Il legame di fiducia con la propria compagnia storica sembra essersi incrinato sotto il peso dei rincari: quasi un automobilista su cinque ha infatti deciso di migrare verso altri "lidi". Secondo i dati ANIA, nel quarto trimestre del 2025 il tasso di cambio assicuratore ha raggiunto il valore record del 18,88%. Questa dinamica è confermata dall'analisi sul lungo periodo dell’Osservatorio di Segugio.it, che sottolinea come tra l'inizio del 2023 e la fine del 2025 a fronte di un aumento dei premi del 21,3% sia corrisposta una crescita del tasso di cambio compagnia del 24,3%.

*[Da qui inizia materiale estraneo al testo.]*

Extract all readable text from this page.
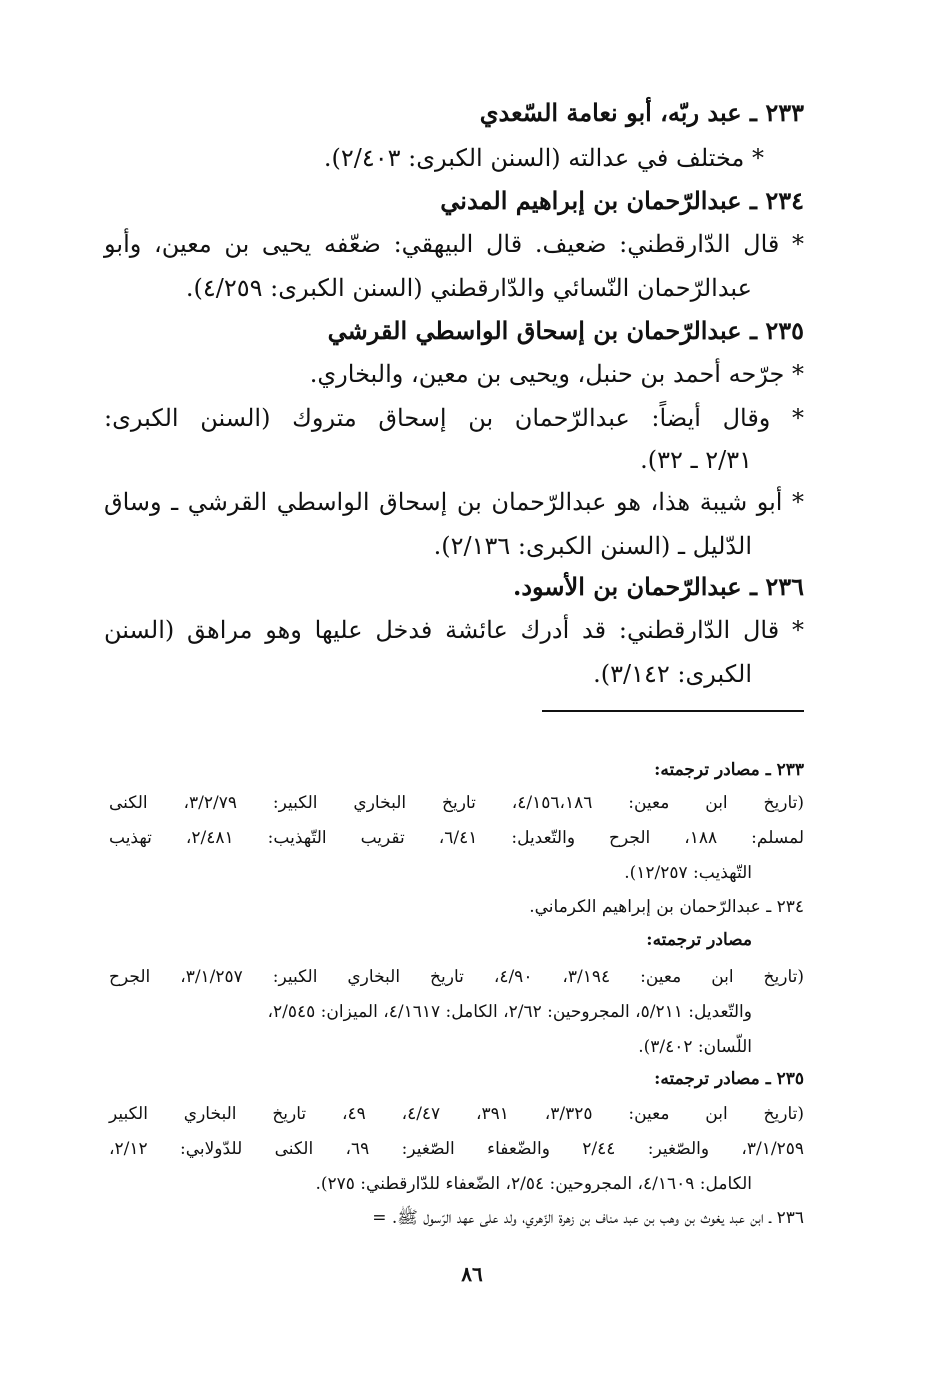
٢٣٣ ـ عبد ربّه، أبو نعامة السّعدي
* مختلف في عدالته (السنن الكبرى: ٢/٤٠٣).
٢٣٤ ـ عبدالرّحمان بن إبراهيم المدني
* قال الدّارقطني: ضعيف. قال البيهقي: ضعّفه يحيى بن معين، وأبو
عبدالرّحمان النّسائي والدّارقطني (السنن الكبرى: ٤/٢٥٩).
٢٣٥ ـ عبدالرّحمان بن إسحاق الواسطي القرشي
* جرّحه أحمد بن حنبل، ويحيى بن معين، والبخاري.
* وقال أيضاً: عبدالرّحمان بن إسحاق متروك (السنن الكبرى:
٢/٣١ ـ ٣٢).
* أبو شيبة هذا، هو عبدالرّحمان بن إسحاق الواسطي القرشي ـ وساق
الدّليل ـ (السنن الكبرى: ٢/١٣٦).
٢٣٦ ـ عبدالرّحمان بن الأسود.
* قال الدّارقطني: قد أدرك عائشة فدخل عليها وهو مراهق (السنن
الكبرى: ٣/١٤٢).
٢٣٣ ـ مصادر ترجمته:
(تاريخ ابن معين: ٤/١٥٦،١٨٦، تاريخ البخاري الكبير: ٣/٢/٧٩، الكنى
لمسلم: ١٨٨، الجرح والتّعديل: ٦/٤١، تقريب التّهذيب: ٢/٤٨١، تهذيب
التّهذيب: ١٢/٢٥٧).
٢٣٤ ـ عبدالرّحمان بن إبراهيم الكرماني.
مصادر ترجمته:
(تاريخ ابن معين: ٣/١٩٤، ٤/٩٠، تاريخ البخاري الكبير: ٣/١/٢٥٧، الجرح
والتّعديل: ٥/٢١١، المجروحين: ٢/٦٢، الكامل: ٤/١٦١٧، الميزان: ٢/٥٤٥،
اللّسان: ٣/٤٠٢).
٢٣٥ ـ مصادر ترجمته:
(تاريخ ابن معين: ٣/٣٢٥، ٣٩١، ٤/٤٧، ٤٩، تاريخ البخاري الكبير
٣/١/٢٥٩، والصّغير: ٢/٤٤ والضّعفاء الصّغير: ٦٩، الكنى للدّولابي: ٢/١٢،
الكامل: ٤/١٦٠٩، المجروحين: ٢/٥٤، الضّعفاء للدّارقطني: ٢٧٥).
٢٣٦ ـ ابن عبد يغوث بن وهب بن عبد مناف بن زهرة الزّهري، ولد على عهد الرّسول ﷺ. =
٨٦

Un’Italia spaccata tra Nord e Sud

L'analisi territoriale rivela profonde disuguaglianze nell'applicazione dei rincari, con il Sud Italia che viaggia a una velocità più che doppia rispetto alle regioni settentrionali. Il primato degli aumenti spetta al Molise, dove i prezzi sono schizzati del 21,9%, seguito a ruota dalla Calabria con un +21,2% e dalla Puglia con un +18%. Al contrario, alcune zone del Paese sembrano risentire meno dell'onda d'urto: la Valle d’Aosta ha registrato l'incremento più contenuto, pari al 4,6%, tallonata dal Lazio con il 4,8% e dal Trentino-Alto Adige che si ferma al 6,7%.